Monday, August 31, 2009

Fred's Historical Tips

Fred Stenson’s recent novel, The Great Karoo, deals with Canadian involvement in the Boer War. This is his fourteenth book. Fred’s easy going approach brought forth some lively discussion and questions on historical writing in the workshop on Saturday afternoon.

Like many historical writers, Fred Stenson is a stickler for the historical record. He sees history as a sort of Rubic’s Cube, a cluster of interlocking facts. If you change one historical fact, you change the configuration and you might have to fudge the more.

The reader will not engage with patois, heavy accents, ancient speaking styles or Victorian style. The historical novelist must strive for a voice that is authentic to the times but is believable. Fred says he writes in neutral English and strives for an informal tone.

He looks for minor characters, real people if possible, who are close to the historical events.
You can’t research a fictional person. You research real people and fictionalize them.

The humour of the past can often jar today. He says you can always make fun of the oppressor but never the oppressed. Some words commonly used in the past are considered racist today and must be handled with care.

Research.
a) first read the big overview book, the tome.

b). as soon as you have a handle on the historical events you want to include, look for the original sources: the letters, diaries, journals etc. He had the amazing luck to find a set of letters from a soldier in the Boer War.

c) Look at photos, drawings and paintings of the period. However, he cautions to be wary of paintings. He learned this hard truth when he visited a battle site in South Africa and realized the painter had skewed the landscape completely.

d) Travel.

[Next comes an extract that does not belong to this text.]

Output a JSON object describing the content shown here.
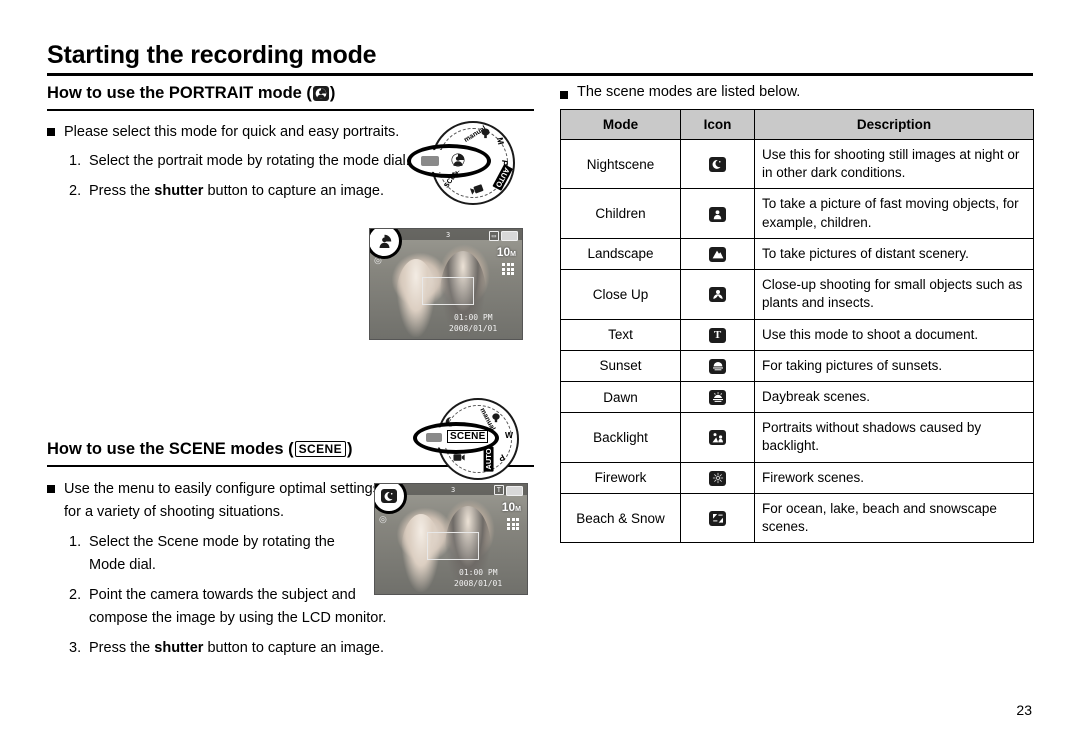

Nothing is better than to visit the places in the book.

c) Read the old newspaper accounts but realize 19th century newspapers were often politically biased.

Sunday, August 30, 2009

The Narrative Spell at the Sleeping Giant Writers Festival

When I made my workshop picks a month ago, I agonized. What about “Writing the Past,” a memoir workshop with Leilah Nadir? At the festival many people spoke highly of that workshop.

However, I chose Fred Stenson’s presentations on ‘Advanced Fiction," a good choice for me. Fred turned out to be a genial person, friendly and knowledgeable. He focused on the narrative spell, the spell woven by the writer to engage the reader. This is what makes fiction work.

Fred spent some time discussing Point of View (POV). He said he himself had trouble working in third person POV and was much happier in first person until Carol Sheilds told him, “change all your I’s to he’s.” Very often an omniscient POV is brought in to at the beginning of a scene to describe the setting. Sometime the end of a story moves out of the mind of a character into a more universal or omniscient overview as it does at the end of the Joyce story, “The Dead.” Switching POV or using multiple POVs can be done with care, good signalling and a coherent motive. But it's not easy and often publishers are wary of multiple POV’s novels.

Here are a few Stenson pointers.
1. The more the novel mimics our own experience, the more we are engaged.

2. Plots are character driven. The characters move through decision points. If you have writers’ block, you may not know your character well enough. Go back and write a monologue for your character.

3. Plot outlines do not work. Stenson never relies on them. Your character will take on its own life and move away from the outline. You have to let your character go.

4. Readers often cannot say why a book leaves them cold. But one reason is the artificial feeling when the characters are forced to conform to the plot rather than visa versa.

Breaking the Spell. Every time you break the narrative spell, the reader surfaces. She may surface long enough to toss the book across the room. Here are some ways a writer can break the narrative spell.
a. A writer may switch POV without reason or warning. Disconcerting to the reader.

b. We try to write in scenes. But how can you check to make sure you are doing scenes? Check the dialogue. If there is no dialogue, you are not in a scene.

c. Transitions always break the spell but you have to have them to move to the next scene. Keep them short, preferably a word or a phrase.

d. Introspection and long thinks by the characters can be flat spots that cause the reader to disengage. Wordy musings are often unnecessary, especially in the midst of the action. Some writers do not let their characters think at all - Cormac McCarthy for one.

e. Exposition. You need it to get certain facts across to the reader but keep it brief or disguise the info or stagger it in. Dribble in the info. Front loading your story with info is boring.

f. Confusion in the plot. The reader has a right to know where and when the action is taking place, what is going on and who is speaking.